Din Kültürü ve Ahlak Bilgisi öğretmeni de bu değişimden nasibini aldı ve yeni bir anlayışla hazırlanan müfredatı,  yeni anlayışa uygun olarak hazırlanan etkinliklerle işlemeye başladı. Eski müfredatlara göre öğrenciyi daha fazla sorgulamaya yönelten,  daha fazla düşündüren ve duyuşsal kazanımların edinilmesine daha fazla imkan sağlayan bu bilişsel ortam,  Din Kültürü ve Ahlak Bilgisi gibi duyuşsal alana hitap eden bir ders için büyük bir fırsat olarak görüldü. Gerçekten de yeni haliyle öğrenme alanlarına göre düzenlenen ve güncellenen yeni öğretim programı Din Kültürü ve Ahlak Bilgisi dersini daha etkili ve öğrenciye hitap edebilen bir hale soktu.
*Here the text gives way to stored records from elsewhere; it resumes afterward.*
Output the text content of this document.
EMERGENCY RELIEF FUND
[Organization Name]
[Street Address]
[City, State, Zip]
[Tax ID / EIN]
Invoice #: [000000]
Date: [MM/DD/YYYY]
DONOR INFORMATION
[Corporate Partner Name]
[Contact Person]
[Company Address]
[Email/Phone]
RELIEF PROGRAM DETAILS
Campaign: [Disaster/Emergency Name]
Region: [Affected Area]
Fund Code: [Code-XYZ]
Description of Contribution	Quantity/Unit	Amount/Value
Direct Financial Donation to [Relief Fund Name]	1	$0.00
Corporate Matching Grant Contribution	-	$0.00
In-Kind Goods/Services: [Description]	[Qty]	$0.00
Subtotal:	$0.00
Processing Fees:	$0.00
Elbette her müfredat gibi bu müfredatın da başarısı öğretmen-okul-veli ayaklarının verimli çalışmasına bağlı; ancak yeni düzenlemeler müfredat açısından pozitif bir hamledir diyebiliriz.

Bugün,  Din Kültürü ve Ahlak Bilgisi dersinin dogmaları dikte eden bir ders olmadığını ve  dinin, güzel ahlakın nasihatinden ibaret olduğunu anlatabilmek için öğretmenlerimizin elinde eskisinden çok daha fazla imkan ve materyal mevcut. Etkinlikler,  ders içi materyaller,  kısa filmler,  sunular artık öğretmenlerimiz tarafından çok daha etkin olarak üretiliyor ve internet aracılığıyla paylaşılıyor.

4+4+4 ile seçmeli din eğitimi dersleri de verilmeye başlandı. Anayasamızın 24.maddesindeki “isteğe bağlılık” ifadesinin gereği yerine getiridi ve öğrencisinin din eğitimi ile ilgili dersler almasını talep eden velilerin örgün eğitim içinde talepleri nispeten karşılanmış oldu. Tüm eksiklik ve aksamalara rağmen tüm bunları gelecekte yapılacak daha ileri düzenlemeler ve yenilikler için bir başlangıç kabul etmeli ve bu açıdan olumlu karşılamalıyız.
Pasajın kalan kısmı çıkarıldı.